The slope of a line in the two-dimensional Cartesian coordinate plane is usually represented by the letter $m$, and it is sometimes called \underline{the rate of change} between two points. This is because it is the change in the $y$-coordinates divided by the corresponding change in the $x$ -coordinates between two distinct points on the line. If we have coordinates of two points $A(x_A,y_A)$ and $B(x_B,y_B)$ in the two-dimensional Cartesian coordinate plane, then the slope $m$ of the line through $A(x_A,y_A)$ and $B(x_B,y_B)$ is fully determined by the following formula $$m=\frac{y_B-y_A}{x_B-x_A}$$ In other words, the formula for the slope can be written as $$m=\frac{\Delta y}{\Delta x}=\frac{{\rm vertical \; change}}{{\rm horizontal \; change}}=\frac{{\rm rise}}{{\rm run}}$$ As we know, the Greek letter $\Delta$, means difference or change. The slope $m$ of a line $y=mx+b$ can be defined also as the rise divided by the run. Rise means how high or low we have to move to arrive from the point on the left to the point on the right, so we change the value of $y$. Therefore, the rise is the change in $y$, $\Delta y$. Run means how far left or right we have to move to arrive from the point on the left to the point on the right, so we change the value of $x$. The run is the change in $x$, $\Delta x$.

- Positive slope $m>0$, if a line $y=mx+b$ is increasing, i.e. if it goes up from left to right;
- Negative slope $m<0$, if a line $y=mx+b$ is decreasing, i.e. if it goes down from left to right;
- Zero slope, $m=0$, if a line $y=mx+b$ is horizonal. In this case, the equation of the line is$y=b$;
- Undefined slope, if a line $y=mx+b$ is vertical. This is because division by zero leads to infinities. So, the equation of the line is $x=a$. All vertical lines $x=a$ have an infinite or undefined slope.

If we plug in the coordinates $x_A$, $y_A$, $x_B$, $y_B$, into the equation $m=\frac{y_B-y_A}{x_B-x_A}$, we will obtain the slope $m$. In many cases, we can find the slope for a given points by hand, especially for integers.
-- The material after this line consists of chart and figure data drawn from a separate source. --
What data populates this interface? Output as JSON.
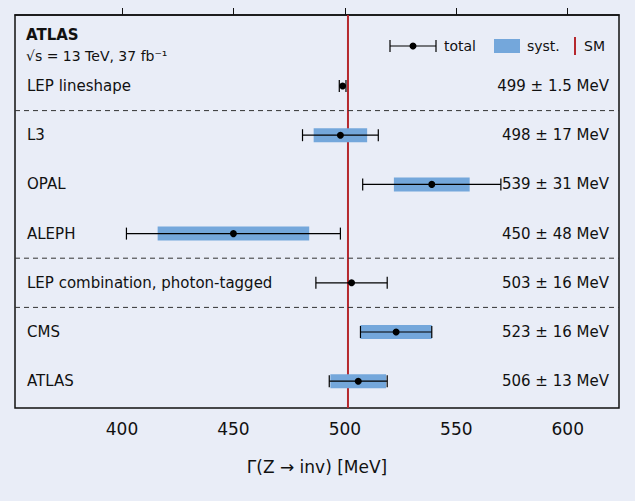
{
  "chart_data": {
    "type": "forest",
    "annotations": [
      "ATLAS",
      "√s = 13 TeV, 37 fb⁻¹"
    ],
    "xlabel": "Γ(Z → inv) [MeV]",
    "xlim": [
      352,
      623
    ],
    "xticks": [
      400,
      450,
      500,
      550,
      600
    ],
    "grid": false,
    "legend": "upper right",
    "total_name": "total",
    "syst_name": "syst.",
    "syst_color": "#74a7db",
    "color": "#000000",
    "reference": {
      "name": "SM",
      "value": 501.4,
      "color": "#b5282e"
    },
    "groups": [
      [
        {
          "label": "LEP lineshape",
          "value": 499,
          "total_error": 1.5,
          "syst_error": null,
          "value_label": "499 ± 1.5 MeV"
        }
      ],
      [
        {
          "label": "L3",
          "value": 498,
          "total_error": 17,
          "syst_error": 12,
          "value_label": "498 ± 17 MeV"
        },
        {
          "label": "OPAL",
          "value": 539,
          "total_error": 31,
          "syst_error": 17,
          "value_label": "539 ± 31 MeV"
        },
        {
          "label": "ALEPH",
          "value": 450,
          "total_error": 48,
          "syst_error": 34,
          "value_label": "450 ± 48 MeV"
        }
      ],
      [
        {
          "label": "LEP combination, photon-tagged",
          "value": 503,
          "total_error": 16,
          "syst_error": null,
          "value_label": "503 ± 16 MeV"
        }
      ],
      [
        {
          "label": "CMS",
          "value": 523,
          "total_error": 16,
          "syst_error": 16,
          "value_label": "523 ± 16 MeV"
        },
        {
          "label": "ATLAS",
          "value": 506,
          "total_error": 13,
          "syst_error": 12.5,
          "value_label": "506 ± 13 MeV"
        }
      ]
    ]
  }
}
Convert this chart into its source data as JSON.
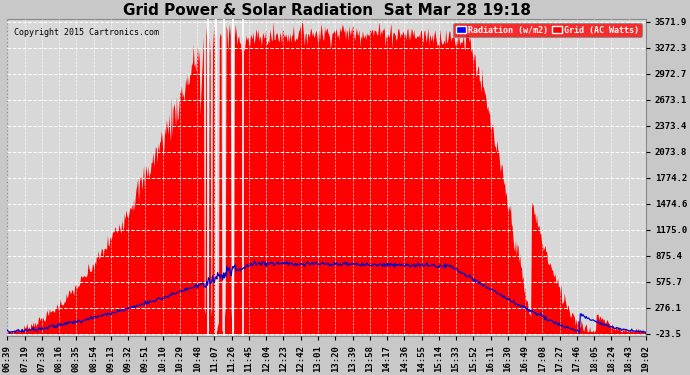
{
  "title": "Grid Power & Solar Radiation  Sat Mar 28 19:18",
  "copyright": "Copyright 2015 Cartronics.com",
  "legend_radiation": "Radiation (w/m2)",
  "legend_grid": "Grid (AC Watts)",
  "yticks": [
    3571.9,
    3272.3,
    2972.7,
    2673.1,
    2373.4,
    2073.8,
    1774.2,
    1474.6,
    1175.0,
    875.4,
    575.7,
    276.1,
    -23.5
  ],
  "ymin": -23.5,
  "ymax": 3571.9,
  "bg_color": "#c8c8c8",
  "plot_bg_color": "#d8d8d8",
  "grid_color": "#ffffff",
  "radiation_color": "#ff0000",
  "grid_line_color": "#0000cc",
  "title_fontsize": 11,
  "tick_fontsize": 6.5,
  "x_labels": [
    "06:39",
    "07:19",
    "07:38",
    "08:16",
    "08:35",
    "08:54",
    "09:13",
    "09:32",
    "09:51",
    "10:10",
    "10:29",
    "10:48",
    "11:07",
    "11:26",
    "11:45",
    "12:04",
    "12:23",
    "12:42",
    "13:01",
    "13:20",
    "13:39",
    "13:58",
    "14:17",
    "14:36",
    "14:55",
    "15:14",
    "15:33",
    "15:52",
    "16:11",
    "16:30",
    "16:49",
    "17:08",
    "17:27",
    "17:46",
    "18:05",
    "18:24",
    "18:43",
    "19:02"
  ]
}
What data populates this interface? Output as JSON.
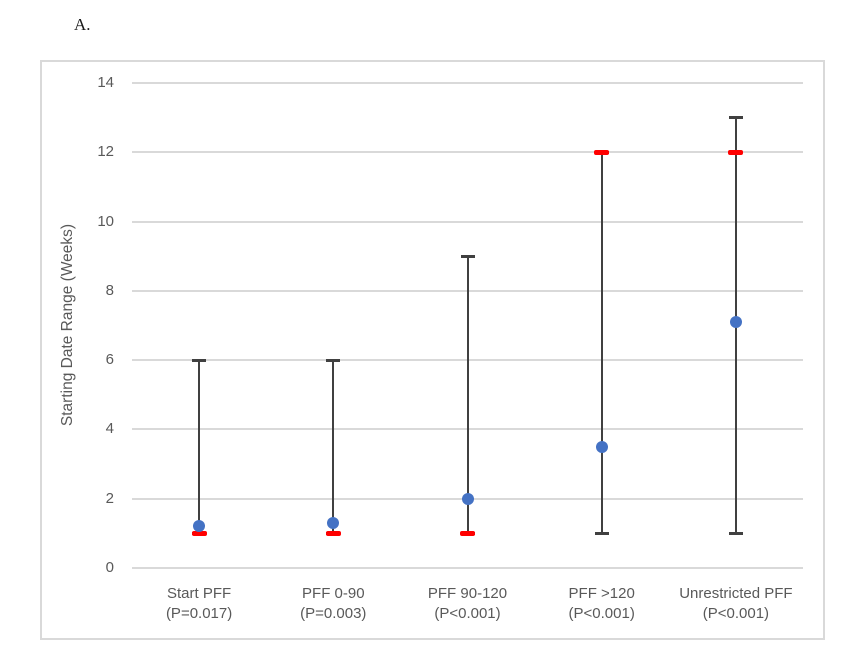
{
  "panel_label": "A.",
  "chart_data": {
    "type": "scatter",
    "title": "",
    "xlabel": "",
    "ylabel": "Starting Date Range (Weeks)",
    "ylim": [
      0,
      14
    ],
    "yticks": [
      0,
      2,
      4,
      6,
      8,
      10,
      12,
      14
    ],
    "grid": true,
    "legend": "none",
    "categories": [
      {
        "label": "Start PFF",
        "sublabel": "(P=0.017)",
        "mean": 1.2,
        "median": 1,
        "whisker_low": 1,
        "whisker_high": 6
      },
      {
        "label": "PFF 0-90",
        "sublabel": "(P=0.003)",
        "mean": 1.3,
        "median": 1,
        "whisker_low": 1,
        "whisker_high": 6
      },
      {
        "label": "PFF 90-120",
        "sublabel": "(P<0.001)",
        "mean": 2.0,
        "median": 1,
        "whisker_low": 1,
        "whisker_high": 9
      },
      {
        "label": "PFF >120",
        "sublabel": "(P<0.001)",
        "mean": 3.5,
        "median": 12,
        "whisker_low": 1,
        "whisker_high": 12
      },
      {
        "label": "Unrestricted PFF",
        "sublabel": "(P<0.001)",
        "mean": 7.1,
        "median": 12,
        "whisker_low": 1,
        "whisker_high": 13
      }
    ],
    "series": [
      {
        "name": "mean",
        "marker": "circle",
        "color": "#4472c4"
      },
      {
        "name": "median",
        "marker": "dash",
        "color": "#ff0000"
      }
    ],
    "colors": {
      "whisker": "#404040",
      "gridline": "#d9d9d9",
      "axis_text": "#595959",
      "frame_border": "#d9d9d9",
      "background": "#ffffff"
    }
  }
}
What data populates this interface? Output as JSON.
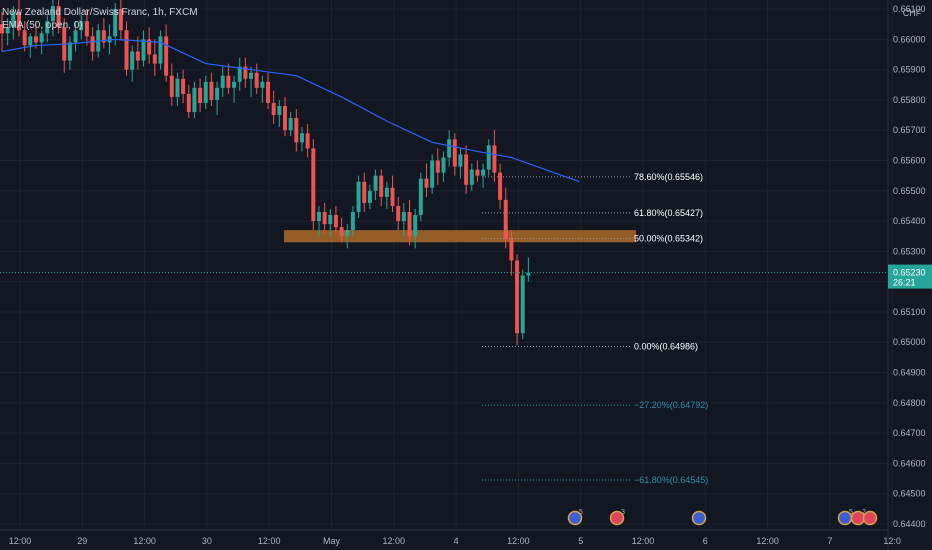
{
  "legend": {
    "symbol": "New Zealand Dollar/Swiss Franc, 1h, FXCM",
    "indicator": "EMA (50, open, 0)"
  },
  "price_axis": {
    "currency": "CHF",
    "last_price": "0.65230",
    "countdown": "26:21"
  },
  "colors": {
    "background": "#131722",
    "up": "#26a69a",
    "down": "#ef5350",
    "ema": "#2962ff",
    "zone": "#c87a2a",
    "fib_main": "#9598a1",
    "fib_ext": "#2d8fa8",
    "text": "#b2b5be"
  },
  "chart_data": {
    "type": "candlestick",
    "ylim": [
      0.6438,
      0.6613
    ],
    "y_ticks": [
      0.661,
      0.66,
      0.659,
      0.658,
      0.657,
      0.656,
      0.655,
      0.654,
      0.653,
      0.652,
      0.651,
      0.65,
      0.649,
      0.648,
      0.647,
      0.646,
      0.645,
      0.644
    ],
    "x_ticks": [
      "12:00",
      "29",
      "12:00",
      "30",
      "12:00",
      "May",
      "12:00",
      "4",
      "12:00",
      "5",
      "12:00",
      "6",
      "12:00",
      "7",
      "12:0"
    ],
    "fib_levels": [
      {
        "label": "78.60%(0.65546)",
        "price": 0.65546,
        "ext": false
      },
      {
        "label": "61.80%(0.65427)",
        "price": 0.65427,
        "ext": false
      },
      {
        "label": "50.00%(0.65342)",
        "price": 0.65342,
        "ext": false
      },
      {
        "label": "0.00%(0.64986)",
        "price": 0.64986,
        "ext": false
      },
      {
        "label": "−27.20%(0.64792)",
        "price": 0.64792,
        "ext": true
      },
      {
        "label": "−61.80%(0.64545)",
        "price": 0.64545,
        "ext": true
      }
    ],
    "zone": {
      "top": 0.6537,
      "bottom": 0.6533
    },
    "last_price": 0.6523,
    "events": [
      {
        "count": "5",
        "kind": "blue"
      },
      {
        "count": "3",
        "kind": "red"
      },
      {
        "count": "",
        "kind": "blue"
      },
      {
        "count": "5",
        "kind": "blue"
      },
      {
        "count": "2",
        "kind": "red"
      },
      {
        "count": "",
        "kind": "red"
      }
    ],
    "candles": [
      [
        0.6605,
        0.6609,
        0.6596,
        0.6602
      ],
      [
        0.6602,
        0.6607,
        0.6598,
        0.6604
      ],
      [
        0.6604,
        0.6611,
        0.66,
        0.6609
      ],
      [
        0.6609,
        0.6613,
        0.6601,
        0.6603
      ],
      [
        0.6603,
        0.6606,
        0.6596,
        0.6598
      ],
      [
        0.6598,
        0.6602,
        0.6594,
        0.6601
      ],
      [
        0.6601,
        0.6606,
        0.6597,
        0.6599
      ],
      [
        0.6599,
        0.6603,
        0.6595,
        0.6602
      ],
      [
        0.6602,
        0.6608,
        0.6599,
        0.6606
      ],
      [
        0.6606,
        0.6613,
        0.6601,
        0.6611
      ],
      [
        0.6611,
        0.6613,
        0.6602,
        0.6604
      ],
      [
        0.6604,
        0.6607,
        0.6589,
        0.6593
      ],
      [
        0.6593,
        0.6601,
        0.659,
        0.6599
      ],
      [
        0.6599,
        0.6606,
        0.6596,
        0.6603
      ],
      [
        0.6603,
        0.6608,
        0.66,
        0.6606
      ],
      [
        0.6606,
        0.661,
        0.6598,
        0.6601
      ],
      [
        0.6601,
        0.6604,
        0.6593,
        0.6596
      ],
      [
        0.6596,
        0.6605,
        0.6594,
        0.6603
      ],
      [
        0.6603,
        0.6607,
        0.6597,
        0.6599
      ],
      [
        0.6599,
        0.6605,
        0.6595,
        0.6601
      ],
      [
        0.6601,
        0.6612,
        0.6598,
        0.661
      ],
      [
        0.661,
        0.6613,
        0.66,
        0.6603
      ],
      [
        0.6603,
        0.6606,
        0.6588,
        0.659
      ],
      [
        0.659,
        0.6598,
        0.6586,
        0.6596
      ],
      [
        0.6596,
        0.6601,
        0.659,
        0.6593
      ],
      [
        0.6593,
        0.6603,
        0.6591,
        0.66
      ],
      [
        0.66,
        0.6604,
        0.6592,
        0.6595
      ],
      [
        0.6595,
        0.66,
        0.6588,
        0.6592
      ],
      [
        0.6592,
        0.6603,
        0.659,
        0.6601
      ],
      [
        0.6601,
        0.6605,
        0.6586,
        0.6588
      ],
      [
        0.6588,
        0.6592,
        0.6578,
        0.6581
      ],
      [
        0.6581,
        0.6589,
        0.6578,
        0.6587
      ],
      [
        0.6587,
        0.659,
        0.6579,
        0.6582
      ],
      [
        0.6582,
        0.6585,
        0.6574,
        0.6576
      ],
      [
        0.6576,
        0.6586,
        0.6574,
        0.6584
      ],
      [
        0.6584,
        0.6587,
        0.6576,
        0.6579
      ],
      [
        0.6579,
        0.6588,
        0.6577,
        0.6586
      ],
      [
        0.6586,
        0.6589,
        0.6578,
        0.658
      ],
      [
        0.658,
        0.6586,
        0.6575,
        0.6584
      ],
      [
        0.6584,
        0.6591,
        0.6581,
        0.6588
      ],
      [
        0.6588,
        0.6592,
        0.6582,
        0.6584
      ],
      [
        0.6584,
        0.6588,
        0.6579,
        0.6586
      ],
      [
        0.6586,
        0.6594,
        0.6583,
        0.6591
      ],
      [
        0.6591,
        0.6594,
        0.6584,
        0.6587
      ],
      [
        0.6587,
        0.6591,
        0.6581,
        0.6589
      ],
      [
        0.6589,
        0.6592,
        0.6582,
        0.6584
      ],
      [
        0.6584,
        0.6588,
        0.6579,
        0.6586
      ],
      [
        0.6586,
        0.6589,
        0.6577,
        0.6579
      ],
      [
        0.6579,
        0.6583,
        0.6572,
        0.6575
      ],
      [
        0.6575,
        0.658,
        0.6571,
        0.6578
      ],
      [
        0.6578,
        0.6581,
        0.6568,
        0.657
      ],
      [
        0.657,
        0.6576,
        0.6568,
        0.6574
      ],
      [
        0.6574,
        0.6577,
        0.6563,
        0.6566
      ],
      [
        0.6566,
        0.6571,
        0.6563,
        0.6569
      ],
      [
        0.6569,
        0.6572,
        0.6561,
        0.6564
      ],
      [
        0.6564,
        0.6567,
        0.6537,
        0.654
      ],
      [
        0.654,
        0.6545,
        0.6535,
        0.6543
      ],
      [
        0.6543,
        0.6546,
        0.6536,
        0.6539
      ],
      [
        0.6539,
        0.6544,
        0.6535,
        0.6542
      ],
      [
        0.6542,
        0.6545,
        0.6536,
        0.6538
      ],
      [
        0.6538,
        0.6541,
        0.6533,
        0.6535
      ],
      [
        0.6535,
        0.6539,
        0.6531,
        0.6537
      ],
      [
        0.6537,
        0.6545,
        0.6535,
        0.6543
      ],
      [
        0.6543,
        0.6555,
        0.6541,
        0.6553
      ],
      [
        0.6553,
        0.6556,
        0.6543,
        0.6546
      ],
      [
        0.6546,
        0.6552,
        0.6544,
        0.655
      ],
      [
        0.655,
        0.6557,
        0.6547,
        0.6555
      ],
      [
        0.6555,
        0.6557,
        0.6545,
        0.6548
      ],
      [
        0.6548,
        0.6553,
        0.6544,
        0.6551
      ],
      [
        0.6551,
        0.6555,
        0.6543,
        0.6545
      ],
      [
        0.6545,
        0.6548,
        0.6537,
        0.654
      ],
      [
        0.654,
        0.6546,
        0.6535,
        0.6543
      ],
      [
        0.6543,
        0.6547,
        0.6532,
        0.6535
      ],
      [
        0.6535,
        0.6544,
        0.6531,
        0.6542
      ],
      [
        0.6542,
        0.6556,
        0.654,
        0.6554
      ],
      [
        0.6554,
        0.6559,
        0.6548,
        0.6551
      ],
      [
        0.6551,
        0.6562,
        0.6549,
        0.656
      ],
      [
        0.656,
        0.6564,
        0.6552,
        0.6556
      ],
      [
        0.6556,
        0.6563,
        0.6553,
        0.6561
      ],
      [
        0.6561,
        0.657,
        0.6558,
        0.6567
      ],
      [
        0.6567,
        0.6569,
        0.6555,
        0.6558
      ],
      [
        0.6558,
        0.6564,
        0.6554,
        0.6562
      ],
      [
        0.6562,
        0.6565,
        0.6549,
        0.6552
      ],
      [
        0.6552,
        0.6559,
        0.655,
        0.6557
      ],
      [
        0.6557,
        0.656,
        0.6553,
        0.6555
      ],
      [
        0.6555,
        0.6559,
        0.6551,
        0.6557
      ],
      [
        0.6557,
        0.6567,
        0.6555,
        0.6565
      ],
      [
        0.6565,
        0.657,
        0.6553,
        0.6556
      ],
      [
        0.6556,
        0.6559,
        0.6544,
        0.6547
      ],
      [
        0.6547,
        0.6551,
        0.6531,
        0.6534
      ],
      [
        0.6534,
        0.6537,
        0.6522,
        0.6527
      ],
      [
        0.6527,
        0.6529,
        0.6499,
        0.6503
      ],
      [
        0.6503,
        0.6524,
        0.6501,
        0.6522
      ],
      [
        0.6522,
        0.6528,
        0.652,
        0.6523
      ]
    ],
    "ema": [
      [
        0,
        0.6596
      ],
      [
        6,
        0.6598
      ],
      [
        12,
        0.65985
      ],
      [
        20,
        0.66
      ],
      [
        28,
        0.6599
      ],
      [
        36,
        0.6592
      ],
      [
        44,
        0.659
      ],
      [
        52,
        0.6588
      ],
      [
        60,
        0.6581
      ],
      [
        68,
        0.6573
      ],
      [
        76,
        0.6566
      ],
      [
        84,
        0.6563
      ],
      [
        90,
        0.6561
      ],
      [
        96,
        0.6557
      ],
      [
        102,
        0.6553
      ]
    ]
  }
}
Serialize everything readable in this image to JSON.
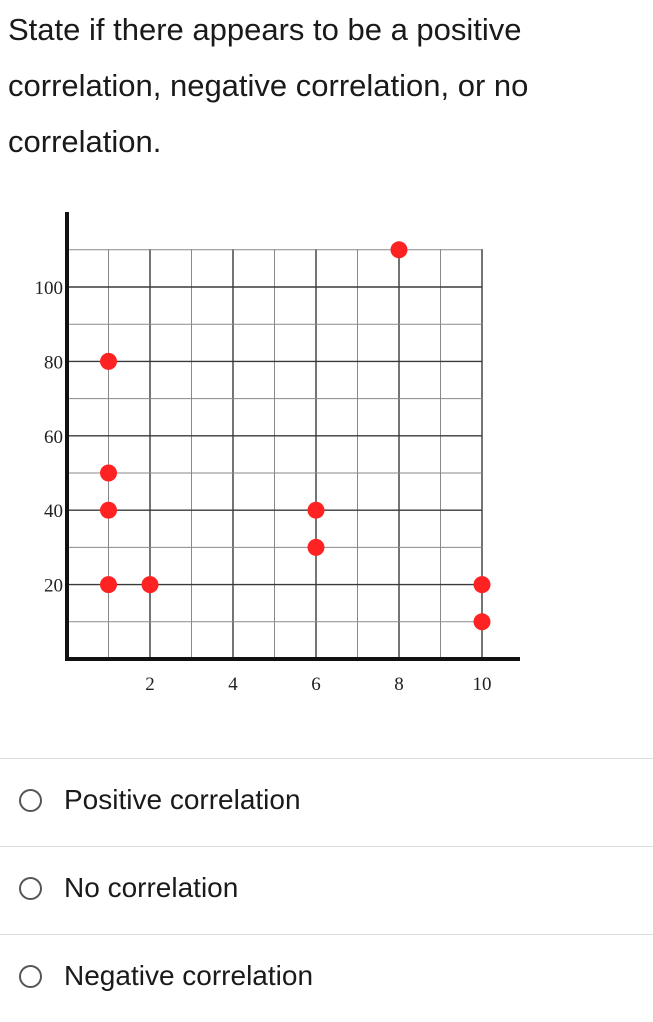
{
  "question": {
    "text": "State if there appears to be a positive correlation, negative correlation, or no correlation."
  },
  "chart_data": {
    "type": "scatter",
    "title": "",
    "xlabel": "",
    "ylabel": "",
    "xlim": [
      0,
      11
    ],
    "ylim": [
      0,
      110
    ],
    "grid": true,
    "x_tick_labels": [
      {
        "value": 2,
        "label": "2"
      },
      {
        "value": 4,
        "label": "4"
      },
      {
        "value": 6,
        "label": "6"
      },
      {
        "value": 8,
        "label": "8"
      },
      {
        "value": 10,
        "label": "10"
      }
    ],
    "y_tick_labels": [
      {
        "value": 20,
        "label": "20"
      },
      {
        "value": 40,
        "label": "40"
      },
      {
        "value": 60,
        "label": "60"
      },
      {
        "value": 80,
        "label": "80"
      },
      {
        "value": 100,
        "label": "100"
      }
    ],
    "marker_color": "#ff2222",
    "points": [
      {
        "x": 1,
        "y": 80
      },
      {
        "x": 1,
        "y": 50
      },
      {
        "x": 1,
        "y": 40
      },
      {
        "x": 1,
        "y": 20
      },
      {
        "x": 2,
        "y": 20
      },
      {
        "x": 6,
        "y": 40
      },
      {
        "x": 6,
        "y": 30
      },
      {
        "x": 8,
        "y": 110
      },
      {
        "x": 10,
        "y": 20
      },
      {
        "x": 10,
        "y": 10
      }
    ]
  },
  "options": [
    {
      "label": "Positive correlation",
      "selected": false
    },
    {
      "label": "No correlation",
      "selected": false
    },
    {
      "label": "Negative correlation",
      "selected": false
    }
  ]
}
But, if the input values are big real number or number with many decimals, then we should use the slope calculator to get an accurate result.

To find the slope by hand, follow the next steps:

- Insert the coordinates $(x_A,y_A)$ and $(x_B,y_B)$. Let us the formula to calculate the slope of the line passing through the points $(2,5)$ and $(-5, 1)$;
- Subtract the second coordinates and first coordinates, this gives us $y_B-y_A=1-5=-4$ and $x_B-x_A=-5-2=-7$;
- Simplify the fraction to get the slope of $\frac 47$.

The derivative at some point of the curve is the slope of the tangent to the curve at the considering point. Some functions have slopes that may not be the same at every point along the function. Slope tells us the nature of change of function. This nature of change of function is expressed in the sign of the slope. Slopes are very important tool to determine whether two lines perpendicular or not. If the product of slopes of two lines in the plane is $-1$, then the lines are perpendicular and vice-versa. So, the slopes of perpendicular lines are opposite reciprocals.

**Practice Problem 1:**

Find the slope of the line through $(-1,6)$ and $(-10,15)$.

**Practice Problem 2:**

The price to rent a car for $12$ days is $\$158$ while for $19$ days is $\$228$. Write a linear equation that model this situation.

The slope calculator, formula, work with steps and practice problems would be very useful for grade school students (K-12 education) to learn about the concept of line in geometry, how to find the general equation of a line and how to find relation between two lines. Many real-world situations can be modeled by linear equations, so the slope calculator can be of great importance of solving such problems.